The takeaway is straightforward: instead of trusting AI-generated citations at face value, researchers can validate claims against real indexed literature and use similarity-based matching to repair broken references—reducing the risk of citing nonexistent work and improving the reliability of academic writing.
Cornell Notes
sitely.ai is presented as a citation-verification tool for researchers who already have text and reference lists, especially when those materials were generated with AI. It offers two main functions: “Find Sources,” which matches up to 300 characters of a user’s paragraph to supporting papers in major academic databases, and “Verify References,” which cross-checks pasted citations for existence and bibliographic accuracy. Verification uses credit-based checks and returns similarity and match indicators such as title availability, author similarity (about 75% in one example), and date alignment.

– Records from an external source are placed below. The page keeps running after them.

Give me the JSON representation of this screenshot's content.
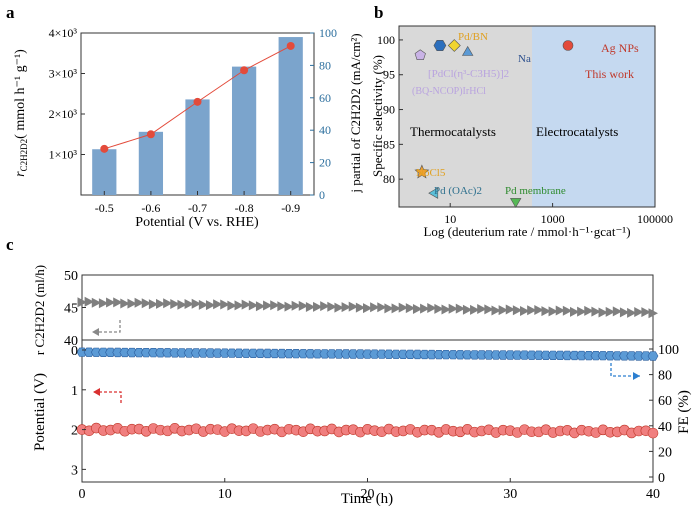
{
  "chart_data": [
    {
      "panel": "a",
      "type": "bar",
      "categories": [
        "-0.5",
        "-0.6",
        "-0.7",
        "-0.8",
        "-0.9"
      ],
      "bars": {
        "name": "r_C2H2D2",
        "values": [
          1130,
          1560,
          2360,
          3170,
          3900
        ],
        "color": "#7ba4cc"
      },
      "line": {
        "name": "j partial of C2H2D2",
        "values": [
          28.5,
          37.5,
          57.5,
          77,
          92
        ],
        "color": "#e34b3b"
      },
      "xlabel": "Potential (V vs. RHE)",
      "ylabel": "r C2H2D2 (mmol h-1 g-1)",
      "y2label": "j partial of C2H2D2 (mA/cm2)",
      "ylim": [
        0,
        4000
      ],
      "y2lim": [
        0,
        100
      ],
      "y_ticks": [
        "1×10³",
        "2×10³",
        "3×10³",
        "4×10³"
      ],
      "y2_ticks": [
        "0",
        "20",
        "40",
        "60",
        "80",
        "100"
      ]
    },
    {
      "panel": "b",
      "type": "scatter",
      "xlabel": "Log (deuterium rate / mmol·h⁻¹·gcat⁻¹)",
      "ylabel": "Specific selectivity (%)",
      "xlim": [
        1,
        100000
      ],
      "ylim": [
        76,
        102
      ],
      "x_ticks": [
        "10",
        "1000",
        "100000"
      ],
      "y_ticks": [
        "80",
        "85",
        "90",
        "95",
        "100"
      ],
      "region_labels": [
        "Thermocatalysts",
        "Electrocatalysts"
      ],
      "points": [
        {
          "label": "[PdCl(η³-C3H5)]2",
          "x": 2.6,
          "y": 97.8,
          "color": "#c9b3e6",
          "marker": "pentagon"
        },
        {
          "label": "Pd/BN",
          "x": 6.3,
          "y": 99.2,
          "color": "#2c6fbd",
          "marker": "hexagon"
        },
        {
          "label": "Pd/BN",
          "x": 12,
          "y": 99.2,
          "color": "#f0d530",
          "marker": "diamond"
        },
        {
          "label": "Na",
          "x": 22,
          "y": 98.2,
          "color": "#5b9ad5",
          "marker": "triangle"
        },
        {
          "label": "Ag NPs",
          "x": 2000,
          "y": 99.2,
          "color": "#e34b3b",
          "marker": "circle"
        },
        {
          "label": "NbCl5",
          "x": 2.8,
          "y": 81.0,
          "color": "#f0a030",
          "marker": "star"
        },
        {
          "label": "Pd (OAc)2",
          "x": 5.0,
          "y": 78.0,
          "color": "#5bbfd8",
          "marker": "triangle-left"
        },
        {
          "label": "Pd membrane",
          "x": 190,
          "y": 76.8,
          "color": "#56b856",
          "marker": "triangle-down"
        }
      ],
      "annotations": {
        "pdbn": "Pd/BN",
        "na": "Na",
        "agnps": "Ag NPs",
        "this_work": "This work",
        "pdcl": "[PdCl(η³-C3H5)]2",
        "bqnc": "(BQ-NCOP)IrHCl",
        "nbcl": "NbCl5",
        "pdoac": "Pd (OAc)2",
        "pdmem": "Pd membrane"
      }
    },
    {
      "panel": "c",
      "type": "line",
      "xlabel": "Time (h)",
      "xlim": [
        0,
        40
      ],
      "x_ticks": [
        "0",
        "10",
        "20",
        "30",
        "40"
      ],
      "series": [
        {
          "name": "r C2H2D2 (ml/h)",
          "axis": "top",
          "start": 45.8,
          "end": 44.2,
          "ylim": [
            40,
            50
          ],
          "y_ticks": [
            "40",
            "45",
            "50"
          ],
          "color": "#7f7f7f",
          "marker": "triangle-right"
        },
        {
          "name": "FE (%)",
          "axis": "right",
          "start": 97.5,
          "end": 94.5,
          "ylim": [
            0,
            100
          ],
          "y_ticks": [
            "0",
            "20",
            "40",
            "60",
            "80",
            "100"
          ],
          "color": "#5b9ad5",
          "marker": "hexagon"
        },
        {
          "name": "Potential (V)",
          "axis": "left",
          "start": -2.0,
          "end": -2.05,
          "ylim": [
            -3.5,
            0
          ],
          "y_ticks": [
            "0",
            "1",
            "2",
            "3"
          ],
          "color": "#f07f7f",
          "marker": "circle"
        }
      ],
      "ylabel_top": "r C2H2D2 (ml/h)",
      "ylabel_left": "Potential (V)",
      "ylabel_right": "FE (%)"
    }
  ],
  "panel_labels": {
    "a": "a",
    "b": "b",
    "c": "c"
  },
  "labels": {
    "a_ylabel": "r",
    "a_ylabel_sub": "C2H2D2",
    "a_ylabel_unit": "( mmol h⁻¹ g⁻¹)",
    "a_y2label": "j partial  of C2H2D2 (mA/cm²)",
    "a_xlabel": "Potential (V vs. RHE)",
    "b_ylabel": "Specific selectivity (%)",
    "b_xlabel": "Log (deuterium rate / mmol·h⁻¹·gcat⁻¹)",
    "b_thermo": "Thermocatalysts",
    "b_electro": "Electrocatalysts",
    "c_top_ylabel": "r C2H2D2 (ml/h)",
    "c_left_ylabel": "Potential (V)",
    "c_right_ylabel": "FE (%)",
    "c_xlabel": "Time (h)"
  }
}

When a reference is missing or mismatched, the tool can suggest a closest alternative paper, helping users replace unreliable citations with real, indexed sources.
What problem does sitely.ai target in AI-assisted academic writing?
How does “Find Sources” work, and what does it produce?
What does “Verify References” check, and how is it priced?
What kinds of verification outcomes does the tool report?
How does the tool handle references that can’t be found or don’t match?
Review Questions
- When would a researcher choose “Find Sources” versus “Verify References”?
- What signals (e.g., DOI/title/author/date similarity) does sitely.ai use to decide whether a citation is verified or mismatched?
- How does the credit-per-reference model influence how a user should plan a citation audit?
Key Points
- 1
sitely.ai is positioned as a citation verification tool, not a writing generator, aimed at preventing fabricated or nonexistent references.
- 2
“Find Sources” matches up to 300 characters of a user’s paragraph to supporting papers and lets users copy citations in a chosen format.
- 3
“Verify References” cross-checks pasted citations for existence and bibliographic accuracy using integrated academic databases such as Crossref, arXiv, OpenAlex, PubMed, and Semantic Scholar.
- 4
Verification is credit-based: each reference check costs one credit, so users should prioritize the citations most likely to be wrong.
- 5
Results include verified matches, mismatches (e.g., low title similarity and author differences), and not-found references.
- 6
When a reference fails verification, the tool can recommend the closest alternative paper to replace unreliable citations.